PLoS ONE (Jan 2020)
Binary-level data dependence analysis of hot execution regions using abstract interpretation at runtime.
Abstract
With the widespread of multicore systems, automatic parallelization becomes more pronounced, particularly for legacy programs, where the source code is not generally available. An essential operation in any parallelization system is detecting data dependence among parallelization candidate instructions. Conducting dependence analysis at the binary-level is more challenging than that at the source-level due to the much lower semantics of the binary code. In this paper, we consider using the elaborate 'static' analysis of abstract interpretation, for the first time, at runtime for data dependence detection.
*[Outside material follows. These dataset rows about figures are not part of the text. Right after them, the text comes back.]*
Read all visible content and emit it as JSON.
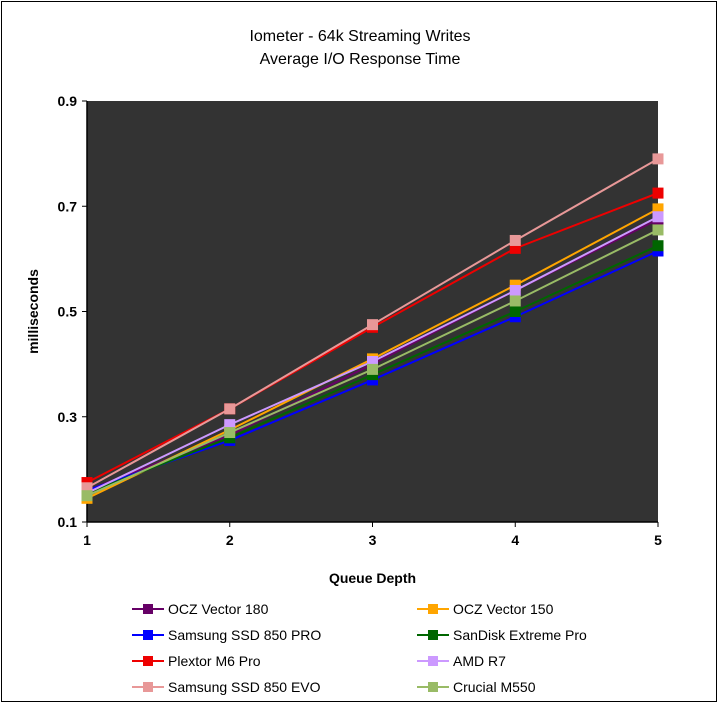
{
  "chart_data": {
    "type": "line",
    "title": "Iometer - 64k Streaming Writes",
    "subtitle": "Average I/O Response Time",
    "xlabel": "Queue Depth",
    "ylabel": "milliseconds",
    "x": [
      1,
      2,
      3,
      4,
      5
    ],
    "xlim": [
      1,
      5
    ],
    "ylim": [
      0.1,
      0.9
    ],
    "yticks": [
      0.1,
      0.3,
      0.5,
      0.7,
      0.9
    ],
    "ytick_labels": [
      "0.1",
      "0.3",
      "0.5",
      "0.7",
      "0.9"
    ],
    "xtick_labels": [
      "1",
      "2",
      "3",
      "4",
      "5"
    ],
    "grid": false,
    "legend_position": "bottom",
    "plot_background": "#333333",
    "series": [
      {
        "name": "OCZ Vector 180",
        "color": "#660066",
        "values": [
          0.16,
          0.265,
          0.4,
          0.54,
          0.675
        ]
      },
      {
        "name": "OCZ Vector 150",
        "color": "#FFA500",
        "values": [
          0.145,
          0.275,
          0.41,
          0.55,
          0.695
        ]
      },
      {
        "name": "Samsung SSD 850 PRO",
        "color": "#0000FF",
        "values": [
          0.16,
          0.255,
          0.37,
          0.49,
          0.615
        ]
      },
      {
        "name": "SanDisk Extreme Pro",
        "color": "#006600",
        "values": [
          0.155,
          0.26,
          0.38,
          0.5,
          0.625
        ]
      },
      {
        "name": "Plextor M6 Pro",
        "color": "#EE0000",
        "values": [
          0.175,
          0.315,
          0.47,
          0.62,
          0.725
        ]
      },
      {
        "name": "AMD R7",
        "color": "#CC99FF",
        "values": [
          0.155,
          0.285,
          0.405,
          0.54,
          0.68
        ]
      },
      {
        "name": "Samsung SSD 850 EVO",
        "color": "#E89898",
        "values": [
          0.165,
          0.315,
          0.475,
          0.635,
          0.79
        ]
      },
      {
        "name": "Crucial M550",
        "color": "#99BB66",
        "values": [
          0.15,
          0.27,
          0.39,
          0.52,
          0.655
        ]
      }
    ]
  }
}
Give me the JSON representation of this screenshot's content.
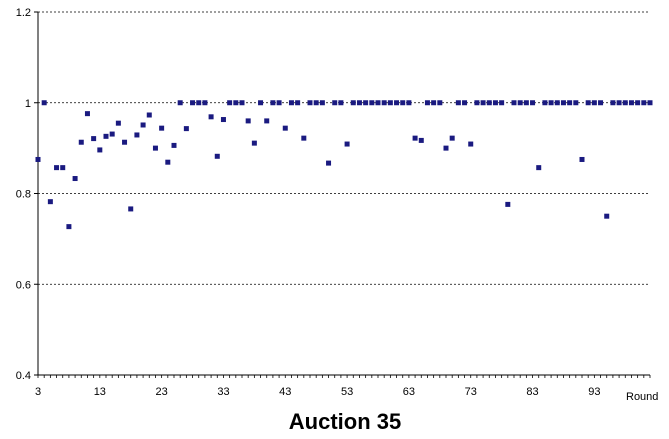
{
  "chart_data": {
    "type": "scatter",
    "title": "Auction 35",
    "xlabel": "Round",
    "ylabel": "",
    "xlim": [
      3,
      102
    ],
    "ylim": [
      0.4,
      1.2
    ],
    "x_ticks": [
      "3",
      "13",
      "23",
      "33",
      "43",
      "53",
      "63",
      "73",
      "83",
      "93"
    ],
    "y_ticks": [
      "0.4",
      "0.6",
      "0.8",
      "1",
      "1.2"
    ],
    "grid": "horizontal-dashed",
    "marker_color": "#1a1a80",
    "series": [
      {
        "points": [
          [
            3,
            0.875
          ],
          [
            4,
            1.0
          ],
          [
            5,
            0.782
          ],
          [
            6,
            0.857
          ],
          [
            7,
            0.857
          ],
          [
            8,
            0.727
          ],
          [
            9,
            0.833
          ],
          [
            10,
            0.913
          ],
          [
            11,
            0.976
          ],
          [
            12,
            0.921
          ],
          [
            13,
            0.896
          ],
          [
            14,
            0.926
          ],
          [
            15,
            0.931
          ],
          [
            16,
            0.955
          ],
          [
            17,
            0.913
          ],
          [
            18,
            0.766
          ],
          [
            19,
            0.929
          ],
          [
            20,
            0.951
          ],
          [
            21,
            0.973
          ],
          [
            22,
            0.9
          ],
          [
            23,
            0.944
          ],
          [
            24,
            0.869
          ],
          [
            25,
            0.906
          ],
          [
            26,
            1.0
          ],
          [
            27,
            0.943
          ],
          [
            28,
            1.0
          ],
          [
            29,
            1.0
          ],
          [
            30,
            1.0
          ],
          [
            31,
            0.969
          ],
          [
            32,
            0.882
          ],
          [
            33,
            0.963
          ],
          [
            34,
            1.0
          ],
          [
            35,
            1.0
          ],
          [
            36,
            1.0
          ],
          [
            37,
            0.96
          ],
          [
            38,
            0.911
          ],
          [
            39,
            1.0
          ],
          [
            40,
            0.96
          ],
          [
            41,
            1.0
          ],
          [
            42,
            1.0
          ],
          [
            43,
            0.944
          ],
          [
            44,
            1.0
          ],
          [
            45,
            1.0
          ],
          [
            46,
            0.922
          ],
          [
            47,
            1.0
          ],
          [
            48,
            1.0
          ],
          [
            49,
            1.0
          ],
          [
            50,
            0.867
          ],
          [
            51,
            1.0
          ],
          [
            52,
            1.0
          ],
          [
            53,
            0.909
          ],
          [
            54,
            1.0
          ],
          [
            55,
            1.0
          ],
          [
            56,
            1.0
          ],
          [
            57,
            1.0
          ],
          [
            58,
            1.0
          ],
          [
            59,
            1.0
          ],
          [
            60,
            1.0
          ],
          [
            61,
            1.0
          ],
          [
            62,
            1.0
          ],
          [
            63,
            1.0
          ],
          [
            64,
            0.922
          ],
          [
            65,
            0.917
          ],
          [
            66,
            1.0
          ],
          [
            67,
            1.0
          ],
          [
            68,
            1.0
          ],
          [
            69,
            0.9
          ],
          [
            70,
            0.922
          ],
          [
            71,
            1.0
          ],
          [
            72,
            1.0
          ],
          [
            73,
            0.909
          ],
          [
            74,
            1.0
          ],
          [
            75,
            1.0
          ],
          [
            76,
            1.0
          ],
          [
            77,
            1.0
          ],
          [
            78,
            1.0
          ],
          [
            79,
            0.776
          ],
          [
            80,
            1.0
          ],
          [
            81,
            1.0
          ],
          [
            82,
            1.0
          ],
          [
            83,
            1.0
          ],
          [
            84,
            0.857
          ],
          [
            85,
            1.0
          ],
          [
            86,
            1.0
          ],
          [
            87,
            1.0
          ],
          [
            88,
            1.0
          ],
          [
            89,
            1.0
          ],
          [
            90,
            1.0
          ],
          [
            91,
            0.875
          ],
          [
            92,
            1.0
          ],
          [
            93,
            1.0
          ],
          [
            94,
            1.0
          ],
          [
            95,
            0.75
          ],
          [
            96,
            1.0
          ],
          [
            97,
            1.0
          ],
          [
            98,
            1.0
          ],
          [
            99,
            1.0
          ],
          [
            100,
            1.0
          ],
          [
            101,
            1.0
          ],
          [
            102,
            1.0
          ]
        ]
      }
    ]
  }
}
Specifically, our system interprets instructions at a hot region, while at the same time, collect programs semantics for seen program points, thereby conducting abstract interpretation analysis dynamically. The analysis is guaranteed to be correct as long as execution does not exit the region prematurely. Moreover, successive hot region re-entries will resume previous analysis, albeit much faster in case no major change in the program semantics. Such approach provides for more rigorous analysis than other simple dynamic analysis which would typically miss parallelization opportunities. The proposed approach also does not require any hardware support, availability of the source code, as well as any code re-compilation. To study the performance and accuracy of our approach, we have extended the Padrone dynamic code modification framework, and conduct an initial study on a set of PolyBench kernels and selected programs from SPEC CPU. Experimental results show accurate dependence detection with low overhead.